É importante mencionar que, segundo a Instrução Normativa RFB nº 1252, de 01 de março de 2012, estão obrigadas a adotar e escriturar EFD Contribuições as empresas enquadradas sob os regimes de tributação Lucro Real e Presumido, além de Arbitrado.

Com a promulgação da Lei nº 12.546/2011, a EFD também contempla a escrituração digital da Contribuição Previdenciária que incide sobre a Receita Bruta no comércio, indústria e serviços.

EFD, ICMS e IPI

Aqui, apuram-se as informações e operações que sejam relacionadas a apuração do Imposto sobre Circulação de Mercadoria e Serviço, e do Imposto sobre Produto Industrializado.
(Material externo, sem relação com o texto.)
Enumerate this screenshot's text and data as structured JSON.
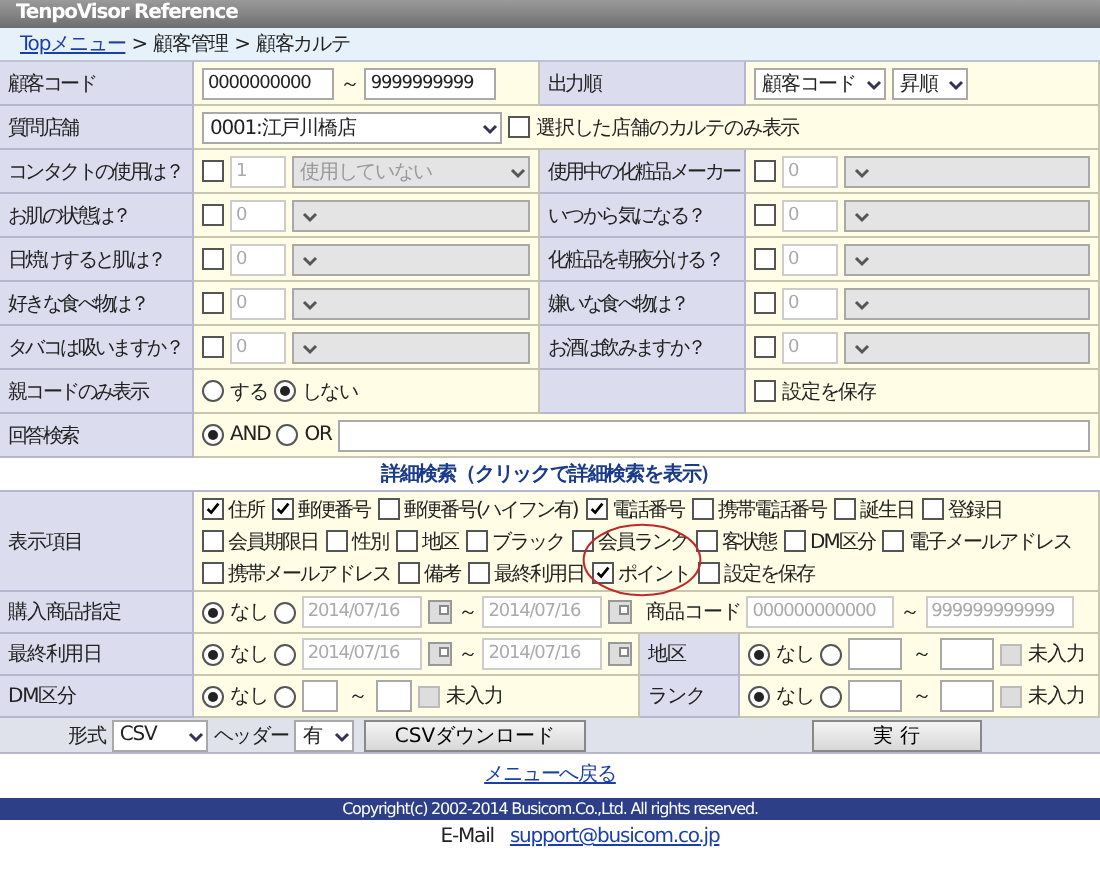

Acima de tudo, deve-se considerar que os contribuintes podem ser dispensados da obrigatoriedade desta escrituração quando o fisco autorizar tal dispensa.

EFD Reinf

Por fim, este módulo contempla a escrituração dos rendimentos referentes ao Imposto de Renda — rendimentos pagos e retidos — bem como as informações relativas à receita bruta da pessoa jurídica, de modo que seja possível apurar contribuições previdenciárias substituídas.

O fisco, por meio da Receita Federal, dispensa todas as empresas desta escrituração, quando não houver fatos a serem informados no período em questão.

Quais empresas são obrigadas à entrega da EFD?

Além de saber o que é Sped Fiscal, é fundamental saber quais empresas são obrigadas a enviarem o arquivo para, desse modo, ficarem em dia com as obrigações perante o fisco.

Microempreendedores Individuais, Microempresas e Empresas de Pequeno Porte, salvo em algumas exceções, estão dispensadas da entrega do Sped Fiscal, como prevê a Lei Complementar 123/06.

No entanto, há também empresas enquadradas na obrigatoriedade de entrega da EFD, mas que podem ser dispensadas pela Receita Federal em alguns casos de exceção.

A SEFAZ divide as empresas obrigadas a entregarem a EFD em três perfis, que diferem o detalhamento da apresentação das informações, ou seja:

  • “A” — exige a apresentação de registros de forma detalhada;
  • “B”— indica a necessidade de informações de forma sintética (totalizações indicadas por período, podendo ser diário e mensal);
  • “C” — o mais recente, vigente desde 2013, é adotado para a apresentação de escriturações mais simplificadas.

Para saber em qual categoria a sua empresa está enquadrada, você pode acessar o Portal Contribuinte.

De fato, a contabilidade e o fisco caminham rumo a uma realidade cada vez mais integrada e otimizada. Em suma, é vital aos escritórios lançar mão de soluções que favoreçam a agilidade e eficiência das rotinas, que permitam acesso a partir de qualquer lugar.